At the San Francisco Examiner (and Chronicle), I was Sunday news editor, producing the Ex’s share of a widely vilified weekend paper. It was our burden to run weekly editorial by William Randolph Hearst, Jr. We were to refer to him at WHR. Part of my job was to edit his tomes. Problem was, they made no fucking sense. I didn’t know it, but I was witnessing the twilight of the family’s control. WRH was tolerated but soon professional managers ran the company for the family.

When I walked out of Entertainment Weekly in a huff and went to the New York Daily News as Sunday editor, a wag on the city desk said, “man, you just jumped from the frying to the microwave.” How right he was. We suffered through a brutal strike and a change of ownership to Robert Maxwell. It may not speak well for my character that he liked me.

Oh, do I have stories about him. I’ll share this: One day, Maxwell called me and my boss, Jim Willse, into his suite (the “Married to the Mob Suite,” Willse called it) at the Waldorf Astoria. Too bad this blog doesn’t have a soundtrack, so you’ll have to read his lines in your head with an overlarge, acquired British accent. “JAH-VIS,” Maxwell bellowed, “We must take charge of the color GREEN! I tell you, GREEN is sweeping Europe.” The thing about moguls, is that they’re often right; that’s how they got to be moguls. He decreed that I was in charge of marketing — which would have come as a big surprise to the head of marketing — so he could order me to paint all the Daily News trucks and newsboxes green. I nodded. This is how one is ensnared into moguls’ plots. Then I called the head of circulation and gave him the proprietor’s (that’s what Maxwell wanted us to call him) order. “He’s nuts,” the circ boss said. “The paint would be worth more than the trucks!” Your problem, I said, delegating my briefly held authority. I’ll give it to them: They solved the problem by painting only the newsboxes and trucks on the route between the Daily News Building and the Waldorf green. Maxwell was satisfied, soon having much bigger problems to worry about (not enough green on his ledgers). For years afterwards, those boxes stood north of 42nd as a memorial to the mogul.

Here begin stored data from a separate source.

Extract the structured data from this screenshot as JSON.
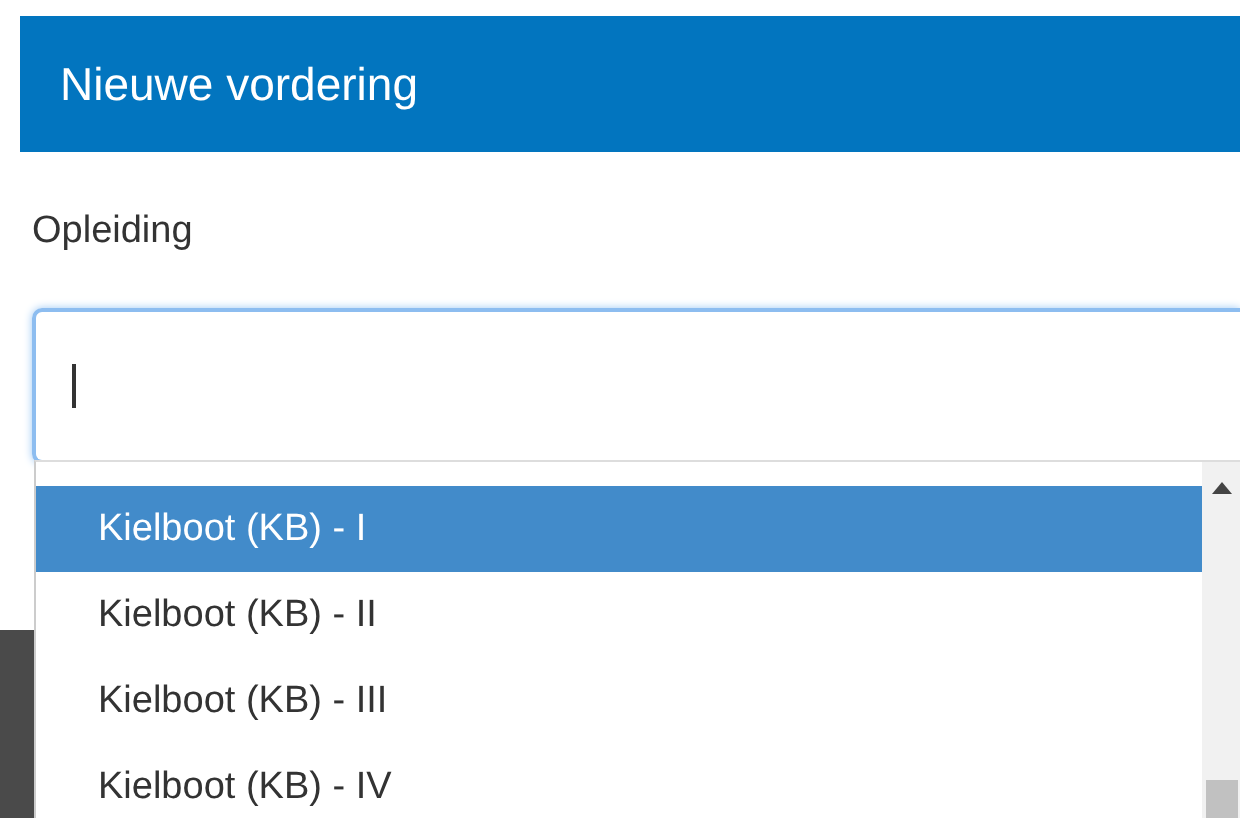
{
  "dialog": {
    "title": "Nieuwe vordering"
  },
  "field": {
    "label": "Opleiding",
    "focused": true
  },
  "dropdown": {
    "options": [
      {
        "label": "Kielboot (KB) - I",
        "selected": true
      },
      {
        "label": "Kielboot (KB) - II",
        "selected": false
      },
      {
        "label": "Kielboot (KB) - III",
        "selected": false
      },
      {
        "label": "Kielboot (KB) - IV",
        "selected": false
      }
    ]
  }
}
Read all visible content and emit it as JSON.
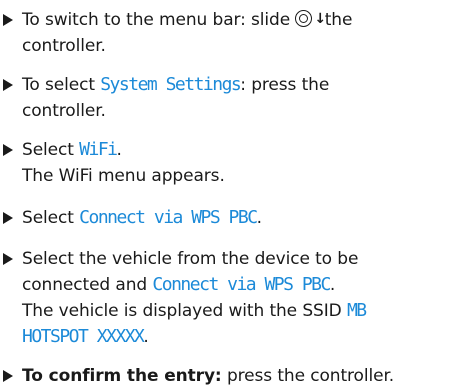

When Maxwell went overboard, in more ways than one, I escaped to TV Guide, then owned by Murdoch, and became TV critic. The closest thing I saw to editorial interference from the mogul was when the Fox sitcom Moesha premiered. My editor told me that Rupert liked it — which itself is amusing (one imagines the mighty man sitting on his chesterfield guffawing at the antics of an African-American teenager). The boss said I shouldn’t let that affect my opinion, only that I should argue my opinion well if I didn’t like it. That’s the same advice I got as a critic in general when I became one.

Otherwise, I was left alone. When Murdoch bought Dow Jones, I told this anecdote to journalists to say that I’d seen far less interference from Murdoch than I saw from executives at Time Inc. I use this anecdote today to demonstrate that I have not been a reflexive Murdoch basher; I am more recently appalled.

There we see Murdoch’s advantage and disadvantage: He let his trusted managers do as they pleased …. but they tried to please him. That’s the argument in favor of his direct culpability in the hacking scandal: He fostered a seat-of-the-pants culture where people didn’t have to be told to go too far, where — as he demonstrated before Parliament — the Murdochs themselves do not take responsibility.

But that’s over now. Murdoch has lost the influence his newspapers gave him. He and may lose control of his company. His heirs will not take it over. The mogul is extinct. The kind of big media institution he built will follow him. Lovely chaos will follow. It’s called democracy.